When Hospital Waste Becomes Money: The Medical Waste Business in the 1990s (1994)

When Hospital Waste Becomes Money: The Medical Waste Business in the 1990s (1994)

In the early 1990s, amid the chaos of the bursting bubble economy, medical waste disposal attracted attention as a new market: guidelines issued by the Ministry of Health and Welfare in 1989 and revisions to the Waste Disposal and Public Cleansing Law in 1992 classified injection needles, bloody gauze, and other items as "infectious waste" and industrial waste subject to special controls, making the disposal of medical waste that had been The treatment of medical waste, which had been treated inexpensively, quickly became expensive.

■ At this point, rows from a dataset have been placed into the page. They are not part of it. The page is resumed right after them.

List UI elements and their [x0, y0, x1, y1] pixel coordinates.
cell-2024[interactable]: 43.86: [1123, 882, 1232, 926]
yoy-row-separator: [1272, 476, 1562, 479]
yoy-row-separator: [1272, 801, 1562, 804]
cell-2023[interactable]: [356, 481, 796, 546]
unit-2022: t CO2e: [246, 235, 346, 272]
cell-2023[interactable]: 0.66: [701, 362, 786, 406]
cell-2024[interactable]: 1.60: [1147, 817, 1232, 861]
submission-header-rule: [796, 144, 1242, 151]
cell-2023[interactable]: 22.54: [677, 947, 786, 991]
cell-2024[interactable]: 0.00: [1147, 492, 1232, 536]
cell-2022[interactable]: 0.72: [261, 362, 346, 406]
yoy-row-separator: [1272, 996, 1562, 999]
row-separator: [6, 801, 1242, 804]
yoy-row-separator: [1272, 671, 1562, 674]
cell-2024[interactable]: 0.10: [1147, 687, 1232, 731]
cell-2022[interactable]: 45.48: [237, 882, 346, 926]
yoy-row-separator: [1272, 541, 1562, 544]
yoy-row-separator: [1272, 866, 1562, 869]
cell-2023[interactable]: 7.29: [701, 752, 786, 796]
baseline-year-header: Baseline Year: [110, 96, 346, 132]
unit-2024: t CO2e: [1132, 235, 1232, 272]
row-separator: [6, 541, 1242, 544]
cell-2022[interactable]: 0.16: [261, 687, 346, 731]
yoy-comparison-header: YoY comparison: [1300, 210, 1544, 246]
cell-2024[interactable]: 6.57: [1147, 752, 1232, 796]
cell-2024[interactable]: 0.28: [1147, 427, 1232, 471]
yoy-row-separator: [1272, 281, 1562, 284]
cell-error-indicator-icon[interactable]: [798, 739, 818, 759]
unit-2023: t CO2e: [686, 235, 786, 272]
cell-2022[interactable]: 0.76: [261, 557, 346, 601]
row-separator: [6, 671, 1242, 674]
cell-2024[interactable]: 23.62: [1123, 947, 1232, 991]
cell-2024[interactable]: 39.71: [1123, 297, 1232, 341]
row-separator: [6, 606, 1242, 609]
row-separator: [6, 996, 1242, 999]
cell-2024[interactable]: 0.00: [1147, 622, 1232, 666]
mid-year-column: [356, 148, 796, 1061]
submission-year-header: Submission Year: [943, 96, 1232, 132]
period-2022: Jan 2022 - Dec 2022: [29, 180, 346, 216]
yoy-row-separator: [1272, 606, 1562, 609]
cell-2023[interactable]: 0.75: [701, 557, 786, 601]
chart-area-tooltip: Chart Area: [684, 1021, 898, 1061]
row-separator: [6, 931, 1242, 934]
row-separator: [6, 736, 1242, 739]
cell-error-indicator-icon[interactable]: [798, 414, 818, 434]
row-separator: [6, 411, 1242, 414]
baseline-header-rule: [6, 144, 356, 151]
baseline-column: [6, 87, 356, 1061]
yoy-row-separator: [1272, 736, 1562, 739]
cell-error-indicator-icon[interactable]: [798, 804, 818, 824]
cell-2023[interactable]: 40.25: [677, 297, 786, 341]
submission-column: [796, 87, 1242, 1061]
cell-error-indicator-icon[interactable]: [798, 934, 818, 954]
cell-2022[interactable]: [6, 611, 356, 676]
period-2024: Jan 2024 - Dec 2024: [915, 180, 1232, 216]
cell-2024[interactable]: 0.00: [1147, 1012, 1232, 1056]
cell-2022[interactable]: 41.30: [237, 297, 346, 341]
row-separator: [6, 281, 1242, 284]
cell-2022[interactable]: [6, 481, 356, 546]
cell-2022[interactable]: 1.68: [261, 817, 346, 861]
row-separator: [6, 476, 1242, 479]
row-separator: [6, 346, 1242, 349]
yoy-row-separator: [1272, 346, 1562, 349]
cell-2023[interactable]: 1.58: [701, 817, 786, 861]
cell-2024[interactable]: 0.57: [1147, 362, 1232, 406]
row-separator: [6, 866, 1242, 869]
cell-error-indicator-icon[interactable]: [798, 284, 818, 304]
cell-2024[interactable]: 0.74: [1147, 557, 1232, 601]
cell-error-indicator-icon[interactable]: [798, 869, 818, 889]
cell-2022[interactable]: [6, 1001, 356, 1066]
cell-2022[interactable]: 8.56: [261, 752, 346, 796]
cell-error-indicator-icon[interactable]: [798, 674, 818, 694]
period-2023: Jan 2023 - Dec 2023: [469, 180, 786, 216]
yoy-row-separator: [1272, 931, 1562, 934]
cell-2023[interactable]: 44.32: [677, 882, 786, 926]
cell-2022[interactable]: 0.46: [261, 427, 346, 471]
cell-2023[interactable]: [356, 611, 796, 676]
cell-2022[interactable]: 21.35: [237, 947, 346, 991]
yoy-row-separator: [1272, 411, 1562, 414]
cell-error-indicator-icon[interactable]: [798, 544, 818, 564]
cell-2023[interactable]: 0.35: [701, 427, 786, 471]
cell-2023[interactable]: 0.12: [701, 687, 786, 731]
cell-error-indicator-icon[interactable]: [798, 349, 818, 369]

Entrants to this market ranged from real estate, cabs, civil engineering, and many other industries. In 1994, more than 1,500 companies were licensed to dispose of infectious waste, of which only 10% were conventional companies.

However, behind the market expansion, problems have also become more serious. Due to intensified competition, the cost of treatment varied widely, from 50 to 1,000 yen per kilogram, and dumping was rampant. Some companies selling inexpensive treatment continued to use the same sloppy treatment methods as before the law was revised, reigniting concerns about the risk of infection and illegal dumping.

The new market was a success as a "business," but "safety" and "ethics" were not always ensured. If profit takes precedence while the institutional framework is incomplete, it will instead undermine the trust of healthcare and society. The era in which hospital waste became money had begun, but who would pay the price?